The escrow suggestion also appeared to be an unpopular one, with opposition from Nish Shetty, partner at Clifford Chance Asia, which represents Hyflux. While acknowledging that retail investors should receive advice, he felt that an escrow sum would place the Sias advisers “in a better position than any other adviser” in the fee structure.

“Should that be the case? I can understand recovery, but should they be in a better position, and I would suggest no.”

He also worried that this may result in other creditors asking for similar arrangements, as the company simply does not have the money to meet such requests.

Eventually, after the hat had been passed around, it came back empty. No one volunteered, save for Hyflux which said that it can set aside at the most S$200,000 per month, up to a total of S$1 million, although this would aggravate its already-terrible cash flow situation.

At this, Mr Abdullah  said: “I would have thought that there would have been others who would have had some moral compulsion to step up as well, but apparently not.”

On the grounds that it would cost more for the company alone to set aside the money, he decided not to order any sum of money into escrow, but added that in future similar cases, the company should “press the other morally responsible parties earlier in the process”.

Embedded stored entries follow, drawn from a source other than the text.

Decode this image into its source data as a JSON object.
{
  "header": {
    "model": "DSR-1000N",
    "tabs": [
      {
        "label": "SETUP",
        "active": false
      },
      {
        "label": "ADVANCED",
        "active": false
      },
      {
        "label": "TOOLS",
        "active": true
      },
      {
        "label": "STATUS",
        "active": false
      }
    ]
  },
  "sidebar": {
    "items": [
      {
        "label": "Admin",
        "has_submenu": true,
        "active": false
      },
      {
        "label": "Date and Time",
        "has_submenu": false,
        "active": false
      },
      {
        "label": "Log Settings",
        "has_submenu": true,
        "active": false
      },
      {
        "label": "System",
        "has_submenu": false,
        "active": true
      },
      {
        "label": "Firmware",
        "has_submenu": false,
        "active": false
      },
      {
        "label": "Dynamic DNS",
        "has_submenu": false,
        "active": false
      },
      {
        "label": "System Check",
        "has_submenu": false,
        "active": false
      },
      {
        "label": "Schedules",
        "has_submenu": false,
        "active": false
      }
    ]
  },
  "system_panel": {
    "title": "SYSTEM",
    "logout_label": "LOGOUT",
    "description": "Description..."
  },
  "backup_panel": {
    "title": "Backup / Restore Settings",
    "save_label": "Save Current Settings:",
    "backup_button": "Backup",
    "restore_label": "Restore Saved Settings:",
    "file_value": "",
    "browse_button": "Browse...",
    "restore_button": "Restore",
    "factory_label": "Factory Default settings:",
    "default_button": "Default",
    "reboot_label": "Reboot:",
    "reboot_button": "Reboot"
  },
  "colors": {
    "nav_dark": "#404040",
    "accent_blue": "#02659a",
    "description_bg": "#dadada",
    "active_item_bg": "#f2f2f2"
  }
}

Once again, Justice Abdullah said: “The problem we have and why we have had to go through this whole process is we don’t seem to have an appropriate structure to deal with the provision of advice to the retail investors when things go wrong... What we have now is wholly inappropriate.”

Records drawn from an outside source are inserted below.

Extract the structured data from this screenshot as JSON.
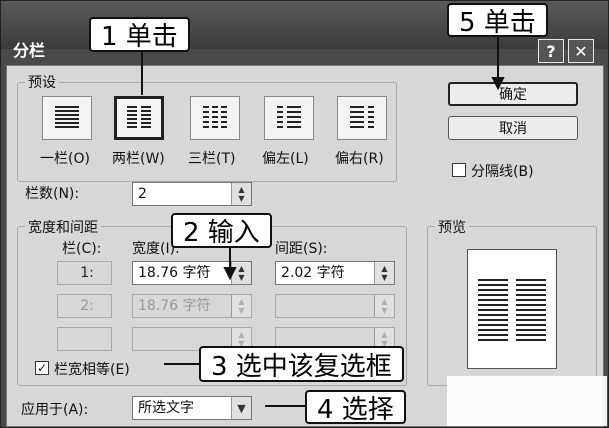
{
  "dialog": {
    "title": "分栏",
    "help_glyph": "?",
    "close_glyph": "✕"
  },
  "presets": {
    "group_label": "预设",
    "items": [
      {
        "label": "一栏(O)",
        "icon": "one-column-icon"
      },
      {
        "label": "两栏(W)",
        "icon": "two-columns-icon",
        "selected": true
      },
      {
        "label": "三栏(T)",
        "icon": "three-columns-icon"
      },
      {
        "label": "偏左(L)",
        "icon": "left-column-icon"
      },
      {
        "label": "偏右(R)",
        "icon": "right-column-icon"
      }
    ]
  },
  "buttons": {
    "ok": "确定",
    "cancel": "取消"
  },
  "separator": {
    "label": "分隔线(B)",
    "checked": false
  },
  "column_count": {
    "label": "栏数(N):",
    "value": "2"
  },
  "width_spacing": {
    "group_label": "宽度和间距",
    "col_header": "栏(C):",
    "width_header": "宽度(I):",
    "spacing_header": "间距(S):",
    "rows": [
      {
        "col": "1:",
        "width": "18.76 字符",
        "spacing": "2.02 字符",
        "enabled": true
      },
      {
        "col": "2:",
        "width": "18.76 字符",
        "spacing": "",
        "enabled": false
      },
      {
        "col": "",
        "width": "",
        "spacing": "",
        "enabled": false
      }
    ],
    "equal_width": {
      "label": "栏宽相等(E)",
      "checked": true
    }
  },
  "apply_to": {
    "label": "应用于(A):",
    "value": "所选文字"
  },
  "preview": {
    "label": "预览"
  },
  "callouts": {
    "c1": "1 单击",
    "c2": "2 输入",
    "c3": "3 选中该复选框",
    "c4": "4 选择",
    "c5": "5 单击"
  },
  "colors": {
    "title_bar": "#3b3b3b",
    "dialog_bg": "#d7d7d7"
  }
}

In the hearing, the unsecured working group (UWG) also said that it has no confidence that rescue investor Utico and embattled water treatment firm Hyflux would  be able to resolve their issues. Consequently, it said that it would not be supporting the scheme.

The other “stumbling block” the UWG named was the fact that it continued to be paid only 14 per cent of its outstanding fees, versus 59 per cent for Hyflux’s adviser, nTan Corporate Advisory.

The UWG’s holdings are such that it exceeds the requisite 25 per cent required to block the vote within its class of unsecured creditors, which include the medium-term note holders. The other two classes are the inter-company creditors and PnP holders, respectively.

Eddee Ng, senior partner at Tan Kok Quan Partnership, who represents the UWG, requested to be paid the same percentage to date as nTan, but Justice Abdullah waved away the suggestion, saying no such direction will be given for creditors “who can take care of themselves” and negotiate it out. He did however urge Hyflux’s lawyers to resolve points of discontention with the UWG advisers so as to gain their support for the scheme.

The seven unsecured banks under the UWG include BNP Paribas, Mizuho Bank, KFW IPEX-Bank, Bangkok Bank and Standard Chartered Bank.

The scheme meeting for Hyflux will be held on April 22;  that for its subsidiaries will be a day later. If the scheme goes through, the Court will sanction the scheme on April 30.

Meanwhile, Hyflux in a statement on Monday expressed its “disappointment’” in Utico’s decision to conduct its negotiations in relation to the restructuring through public announcements.

This is especially as Utico’s press announcement contains material inaccuracies which “appear to be designed to further its negotiation with the company and dissuade competing third-party investors from investing”. Hyflux said it will address these inaccuracies and in due course in the right forum.